In contrast to these massive skeletons, or constituents of a skeleton, we have other skeletal elements whose whole magnitude, or whose magnitude in some dimension or another, is commensurate with the magnitude of a single living cell, or (as comes to very much the same thing) is comparable to the range of action of the molecular forces. Such is the case with the ordinary spicules of a sponge, with the delicate skeleton of a Radiolarian, or with the denser and robuster shells of the Foraminifera. The effect of scale, then, of which we had so much to say in our introductory chapter on Magnitude, is bound to be apparent in the study of skeletal fabrics, and to lead to essential differences between the big and the little, the massive and the minute, in regard to their controlling forces and their resultant forms. And if all this be so, and if the range of action of the molecular forces be in truth the important and fundamental thing, then we may somewhat extend our statement of the case, and include in it not only association with the living cellular elements of the body, but also association with any bubbles, drops, vacuoles or vesicles which {439} may be comprised within the bounds of the organism, and which are (as their names and characters connote) of the order of magnitude of which we are speaking.
Proceeding a little farther in our classification, we may conceive each little skeletal element to be associated, in one case, with a single cell or vesicle, and in another with a cluster or “system” of consociated cells. In either case there are various possibilities. For instance, the calcified or other skeletal material may tend to overspread the entire outer surface of the cell or cluster of cells, and so tend accordingly to assume some configuration comparable to that of a fluid drop or of an aggregation of drops; this, in brief, is the gist and essence of our story of the foraminiferal shell. Another common, but very different condition will arise if, in the case of the cell-aggregates, the skeletal material tends to accumulate in the interstices between the cells, in the partition-walls which separate them, or in the still more restricted distribution indicated by the lines of junction between these partition-walls. Conditions such as these will go a very long way to help us in our understanding of many sponge-spicules and of an immense variety of radiolarian skeletons. And lastly (for the present), there is a possible and very interesting case of a skeletal element associated with the surface of a cell, not so as to cover it like a shell, but only so as to pursue a course of its own within it, and subject to the restraints imposed by such confinement to a curved and limited surface. With this curious condition we shall deal immediately.
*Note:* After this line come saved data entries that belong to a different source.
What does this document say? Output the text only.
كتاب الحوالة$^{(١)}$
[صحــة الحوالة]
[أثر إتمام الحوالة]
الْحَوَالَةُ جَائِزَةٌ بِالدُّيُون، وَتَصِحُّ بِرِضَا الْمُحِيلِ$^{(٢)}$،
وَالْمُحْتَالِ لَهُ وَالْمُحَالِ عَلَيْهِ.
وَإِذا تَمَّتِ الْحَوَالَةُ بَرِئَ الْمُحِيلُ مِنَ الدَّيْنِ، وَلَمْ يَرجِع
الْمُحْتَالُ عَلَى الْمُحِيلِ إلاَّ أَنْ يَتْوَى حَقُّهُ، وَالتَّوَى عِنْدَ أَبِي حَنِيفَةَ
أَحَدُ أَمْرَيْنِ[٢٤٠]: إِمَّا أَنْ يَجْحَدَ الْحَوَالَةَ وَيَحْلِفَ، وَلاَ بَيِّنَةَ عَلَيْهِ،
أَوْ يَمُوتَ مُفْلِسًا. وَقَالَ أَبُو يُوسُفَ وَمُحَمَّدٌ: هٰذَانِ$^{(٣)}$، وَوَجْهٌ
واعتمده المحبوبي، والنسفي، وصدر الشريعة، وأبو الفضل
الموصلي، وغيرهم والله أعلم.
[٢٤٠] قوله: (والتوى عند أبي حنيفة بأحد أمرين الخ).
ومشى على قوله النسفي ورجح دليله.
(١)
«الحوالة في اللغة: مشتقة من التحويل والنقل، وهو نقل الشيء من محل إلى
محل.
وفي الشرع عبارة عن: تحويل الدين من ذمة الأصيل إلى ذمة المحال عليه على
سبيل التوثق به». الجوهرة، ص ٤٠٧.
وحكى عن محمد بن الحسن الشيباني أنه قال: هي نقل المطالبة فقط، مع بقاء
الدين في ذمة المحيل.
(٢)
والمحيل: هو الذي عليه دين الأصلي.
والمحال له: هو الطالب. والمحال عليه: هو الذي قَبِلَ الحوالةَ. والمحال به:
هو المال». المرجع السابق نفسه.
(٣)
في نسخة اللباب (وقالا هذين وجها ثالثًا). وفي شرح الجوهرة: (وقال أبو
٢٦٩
This preliminary and much simplified classification of skeletal forms (as is evident enough) does not pretend to completeness. It leaves out of account some kinds of conformation and configuration with which we shall attempt to deal, and others which we must perforce omit. But nevertheless it may help to clear or to mark our way towards the subjects which this chapter has to consider, and the conditions by which they are at least partially defined.